La maquette la plus impressionnante était pour moi celle d'un poteau rotatif autour duquel étaient disposés une trentaine de figures décomposant un mouvement d'une seconde. Le tout était soumis à
un strombinoscope dont la fréquence était réglée de manière à ce que les figurines s'animent d'elles mêmes. Epoustouflant.
Dans d'autres salles étaient exposées des aquarelles, des fusains, des bleus ou encore des pastels de décors de films, ou autres, à portée de main. Ecarquillements de yeux et respect total.
Après avoir parcouru diverses attractions, l'heure était venue d'aller regarder un court-métrage d'une vingtaine de minutes grâce au ticket-pellicule que l'on m'avait donné à l'entrée.
Je donne un avertissement, il faut aimer, ou tout du moins supporter les enfants, pour apprécier le musée. En effet, ces derniers sont déjà très chiants en France, mais les parents les sermonnent
et les font généralement taire. Au Japon, les enfants étant les rois et gouvernant généralement leurs parents qui sont à leurs pieds, ils crient, passent devant vous, pleurent, cassent tout.

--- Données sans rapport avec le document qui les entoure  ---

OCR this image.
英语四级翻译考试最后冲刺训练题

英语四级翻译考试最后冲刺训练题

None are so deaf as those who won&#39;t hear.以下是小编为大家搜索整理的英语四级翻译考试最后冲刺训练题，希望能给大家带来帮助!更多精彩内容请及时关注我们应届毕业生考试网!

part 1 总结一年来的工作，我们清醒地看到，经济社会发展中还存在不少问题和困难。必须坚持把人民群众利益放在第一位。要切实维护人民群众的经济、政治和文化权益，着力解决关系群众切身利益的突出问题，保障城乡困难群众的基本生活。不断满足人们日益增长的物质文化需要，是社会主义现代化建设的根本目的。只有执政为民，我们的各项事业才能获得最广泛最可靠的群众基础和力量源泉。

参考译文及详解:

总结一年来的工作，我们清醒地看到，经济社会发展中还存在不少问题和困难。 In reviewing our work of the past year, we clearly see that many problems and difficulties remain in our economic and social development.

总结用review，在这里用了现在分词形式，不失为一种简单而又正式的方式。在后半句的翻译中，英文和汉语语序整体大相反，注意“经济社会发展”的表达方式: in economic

L'entrée dans la salle de cinéma ne s'est donc pas fait dans le plus grand bonheur.
Par grand soulagement, les familles composées d'enfants braillards ont la bonne idée de se casser avant le début du film. Court métrage alors en rapport avec Mon voison Totoro, autre film
extrêmement connu, avec des personnages particulièrement attachants et très populaires surtout auprès des enfants.
Ma conclusion du studio
Les créateurs du studio font partie de la génération qui a véçu au lendemain de la seconde Guerre Mondiale, où le gouvernement tolérait, voire encourageait, des atrocités écologiques telles que
Minamata, tant qu'elles favorisaient le redéveloppement économique du Japon, alors très appauvri.
Aussi, beaucoup sont en rapport avec la prolifération du peuple japonais dans les montagnes ( images parlantes dans
Pompoko du tractopelle géant
dévorant les montagnes ), le respect moindre de la nature pour loger les familles ( bien que la densité reste très forte ).
Je pense alors que les oeuvres sorties de ce studio reflètent les sentiments amères de bon nombre d'individus de cette génération, et que l'une des motivations majeures est la transmission de ces
valeurs qui ont été perdues au lendemain de la destruction de l'archipel nippon.